Title Tag & Meta Description
The title tag is the single most impactful on-page SEO element. It appears as the clickable blue headline in every search result. Google may rewrite it if it finds yours misleading or too short — write it well and it stays yours.
Title tag rules
| Rule | Correct | Wrong |
|---|---|---|
| Length | 50–60 characters | 80+ chars (truncated in SERP) |
| Keyword position | Primary keyword first | Brand name first, keyword last |
| Uniqueness | Unique per page | Same title on all pages |
| Content match | Accurately describes the page | Clickbait that misleads users |
Meta description rules
<!-- GOOD — descriptive, keyword-aware, has implicit CTA -->
<meta name="description"
content="A complete, practical guide to SEO fundamentals —
meta tags, structured data, robots.txt, sitemaps,
and more — all implemented live on this very page.">
<!-- BAD — vague, no keywords, no reason to click -->
<meta name="description" content="Welcome to our website.">
Canonical URL
When the same content is accessible at multiple URLs, Google distributes your ranking signals (backlinks, traffic) across all of them instead of consolidating them on one. This dilutes your authority. The canonical tag says: "Ignore the variants. This is the definitive URL."

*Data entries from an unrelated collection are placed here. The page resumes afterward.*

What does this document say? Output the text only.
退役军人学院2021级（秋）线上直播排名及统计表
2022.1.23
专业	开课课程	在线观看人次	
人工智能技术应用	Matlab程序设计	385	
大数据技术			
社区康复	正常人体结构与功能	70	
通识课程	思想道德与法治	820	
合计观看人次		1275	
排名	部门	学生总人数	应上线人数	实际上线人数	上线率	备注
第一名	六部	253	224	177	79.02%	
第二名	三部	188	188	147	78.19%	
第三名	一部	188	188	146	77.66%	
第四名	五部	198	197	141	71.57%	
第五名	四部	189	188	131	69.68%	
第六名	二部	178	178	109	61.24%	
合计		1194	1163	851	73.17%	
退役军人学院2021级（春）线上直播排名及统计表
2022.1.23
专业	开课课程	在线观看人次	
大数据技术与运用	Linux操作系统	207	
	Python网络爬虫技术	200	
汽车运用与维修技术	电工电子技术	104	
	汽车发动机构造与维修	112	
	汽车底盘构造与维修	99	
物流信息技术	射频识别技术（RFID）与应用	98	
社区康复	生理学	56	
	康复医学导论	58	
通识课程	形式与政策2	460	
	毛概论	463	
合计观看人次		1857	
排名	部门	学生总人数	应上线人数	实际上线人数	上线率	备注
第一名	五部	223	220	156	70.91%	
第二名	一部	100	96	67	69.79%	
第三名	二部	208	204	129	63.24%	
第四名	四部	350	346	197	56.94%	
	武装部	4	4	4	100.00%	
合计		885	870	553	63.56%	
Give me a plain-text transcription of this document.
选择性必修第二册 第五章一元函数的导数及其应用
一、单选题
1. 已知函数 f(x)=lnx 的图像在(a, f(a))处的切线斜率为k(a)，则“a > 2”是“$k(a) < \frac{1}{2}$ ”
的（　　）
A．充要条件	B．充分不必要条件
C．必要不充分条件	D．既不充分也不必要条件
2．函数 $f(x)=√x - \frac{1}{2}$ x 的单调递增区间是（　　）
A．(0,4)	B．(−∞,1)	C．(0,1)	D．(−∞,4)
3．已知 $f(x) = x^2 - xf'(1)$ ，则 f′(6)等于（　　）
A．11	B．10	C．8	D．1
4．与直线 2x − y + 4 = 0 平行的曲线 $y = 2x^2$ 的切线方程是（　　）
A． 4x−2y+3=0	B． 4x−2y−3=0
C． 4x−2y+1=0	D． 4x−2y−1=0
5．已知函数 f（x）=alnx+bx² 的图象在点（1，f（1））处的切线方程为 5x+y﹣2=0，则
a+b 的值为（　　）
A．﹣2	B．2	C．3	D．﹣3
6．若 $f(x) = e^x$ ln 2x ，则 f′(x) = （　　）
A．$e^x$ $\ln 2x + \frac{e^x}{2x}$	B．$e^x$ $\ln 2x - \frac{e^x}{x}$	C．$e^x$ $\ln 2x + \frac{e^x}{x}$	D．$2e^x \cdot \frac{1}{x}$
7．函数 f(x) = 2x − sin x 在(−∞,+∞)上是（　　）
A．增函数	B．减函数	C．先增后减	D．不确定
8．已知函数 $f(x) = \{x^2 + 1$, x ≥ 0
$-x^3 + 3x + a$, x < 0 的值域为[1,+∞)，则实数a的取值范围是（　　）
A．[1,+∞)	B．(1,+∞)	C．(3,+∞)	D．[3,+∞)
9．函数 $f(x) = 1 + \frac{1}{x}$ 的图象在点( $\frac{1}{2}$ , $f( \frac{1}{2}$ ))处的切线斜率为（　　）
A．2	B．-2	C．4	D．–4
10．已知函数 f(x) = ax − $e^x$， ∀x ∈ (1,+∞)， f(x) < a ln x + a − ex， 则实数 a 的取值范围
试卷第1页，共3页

Common causes of duplicate URLs
## All of these might serve identical content:
https://example.com/page # clean URL
https://example.com/page/ # trailing slash variant
https://www.example.com/page # www vs non-www
http://example.com/page # http vs https
https://example.com/page?utm_source=email # UTM parameter
https://example.com/page?ref=homepage # referral parameter
https://example.com/page?sort=asc # filter/sort parameter
<!-- Place in <head>. Always use absolute URL with https:// -->
<!-- ⚑ Replace with YOUR production URL -->
<link rel="canonical"
href="https://yourdomain.com/this-page/">
Open Graph Protocol
Open Graph (OG) was created by Facebook and is now used by LinkedIn, Slack, iMessage, WhatsApp, Discord, and most platforms that generate link previews. Without OG tags, the platform guesses — and usually gets it wrong.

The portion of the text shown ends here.